In 1970, Lo played Kao Hsia in the film Brothers Five, alongside Cheng Pei-pei, and co-starred with Jimmy Wang Yu in The Chinese Boxer. Lo starred in the 1972 cult classic King Boxer a.k.a. Five Fingers of Death . Lo played Ho Chiang in the 1974 film The Stranger and the Gunfighter, alongside Lee Van Cleef. In 1977, Lo portrayed Pai Mei in the Executioners from Shaolin and Miyamoto in Fist of Fury II, along with 何宗道(ホー・チョンドー). Lo played General Tien Ta in the 1978 film The 36th Chamber of Shaolin, alongside Gordon Liu and Lee Hoi San.

In the 1980s, Lo directed and starred in the 1980 film Clan of the White Lotus, along with Gordon Liu. Lo played Triad Gangster Boss in the 1988 film Dragons Forever, alongside Jackie Chan, Sammo Hung and Yuen Biao. Lo played Fei in the 1989 film Miracles along with Jackie Chan, Richard Ng and Billy Chow.

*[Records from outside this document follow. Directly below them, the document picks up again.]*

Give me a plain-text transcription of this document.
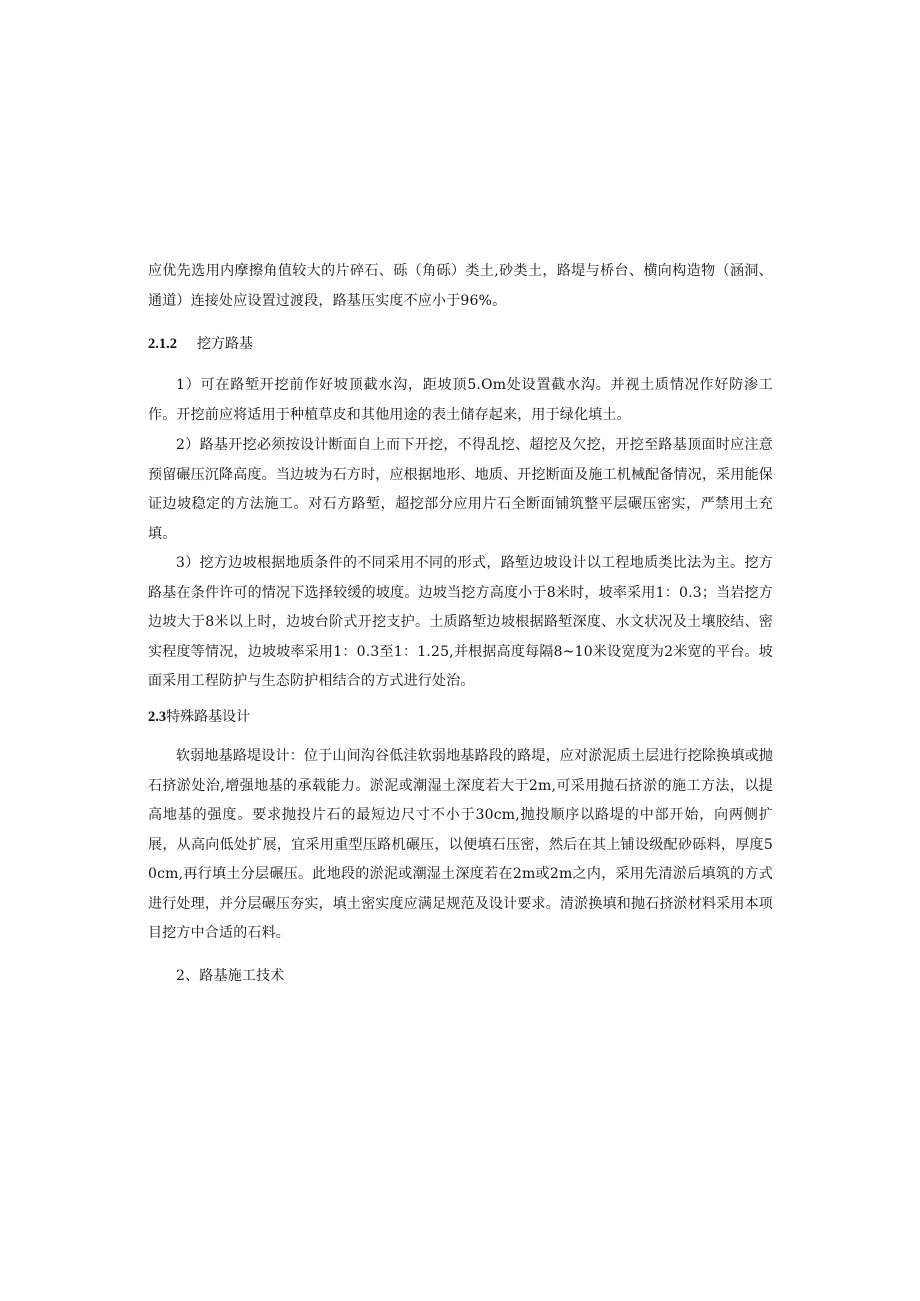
应优先选用内摩擦角值较大的片碎石、砾（角砾）类土,砂类土，路堤与桥台、横向构造物（涵洞、通道）连接处应设置过渡段，路基压实度不应小于96%。

2.1.2 挖方路基

1）可在路堑开挖前作好坡顶截水沟，距坡顶5.Om处设置截水沟。并视土质情况作好防渗工作。开挖前应将适用于种植草皮和其他用途的表土储存起来，用于绿化填土。

2）路基开挖必须按设计断面自上而下开挖，不得乱挖、超挖及欠挖，开挖至路基顶面时应注意预留碾压沉降高度。当边坡为石方时，应根据地形、地质、开挖断面及施工机械配备情况，采用能保证边坡稳定的方法施工。对石方路堑，超挖部分应用片石全断面铺筑整平层碾压密实，严禁用土充填。

3）挖方边坡根据地质条件的不同采用不同的形式，路堑边坡设计以工程地质类比法为主。挖方路基在条件许可的情况下选择较缓的坡度。边坡当挖方高度小于8米时，坡率采用1：0.3；当岩挖方边坡大于8米以上时，边坡台阶式开挖支护。土质路堑边坡根据路堑深度、水文状况及土壤胶结、密实程度等情况，边坡坡率采用1：0.3至1：1.25,并根据高度每隔8~10米设宽度为2米宽的平台。坡面采用工程防护与生态防护相结合的方式进行处治。

2.3特殊路基设计

软弱地基路堤设计：位于山间沟谷低洼软弱地基路段的路堤，应对淤泥质土层进行挖除换填或抛石挤淤处治,增强地基的承载能力。淤泥或潮湿土深度若大于2m,可采用抛石挤淤的施工方法，以提高地基的强度。要求抛投片石的最短边尺寸不小于30cm,抛投顺序以路堤的中部开始，向两侧扩展，从高向低处扩展，宜采用重型压路机碾压，以便填石压密，然后在其上铺设级配砂砾料，厚度50cm,再行填土分层碾压。此地段的淤泥或潮湿土深度若在2m或2m之内，采用先清淤后填筑的方式进行处理，并分层碾压夯实，填土密实度应满足规范及设计要求。清淤换填和抛石挤淤材料采用本项目挖方中合适的石料。

2、路基施工技术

In the 1990s, Lo played Choi Kun-lun in the 1991 film Sex and Zen alongside Lawrence Ng, Amy Yip and Kent Cheng. Lo played The General in the 1992 film Police Story 3: Super Cop alongside Jackie Chan and Michelle Yeoh. During the latter part of the decade, he moved to Guangdong in Mainland China to open a performing arts school.

In the 2000s, Lo played Wei Tung's Uncle in the 2001 film The Vampire Combat, with Collin Chou and Valerie Chow. His last film was 2001's Glass Tears, before retiring from acting at the age of 62.

==Personal life==
Lo married Grace Tang Chia-li on April 15, 1976. Lo and his wife later divorced. He was the brother-in-law of Stanley Tong, who is brother of wife Grace.

=== Death ===
Lo died of a heart attack in Shenzhen on November 2, 2002.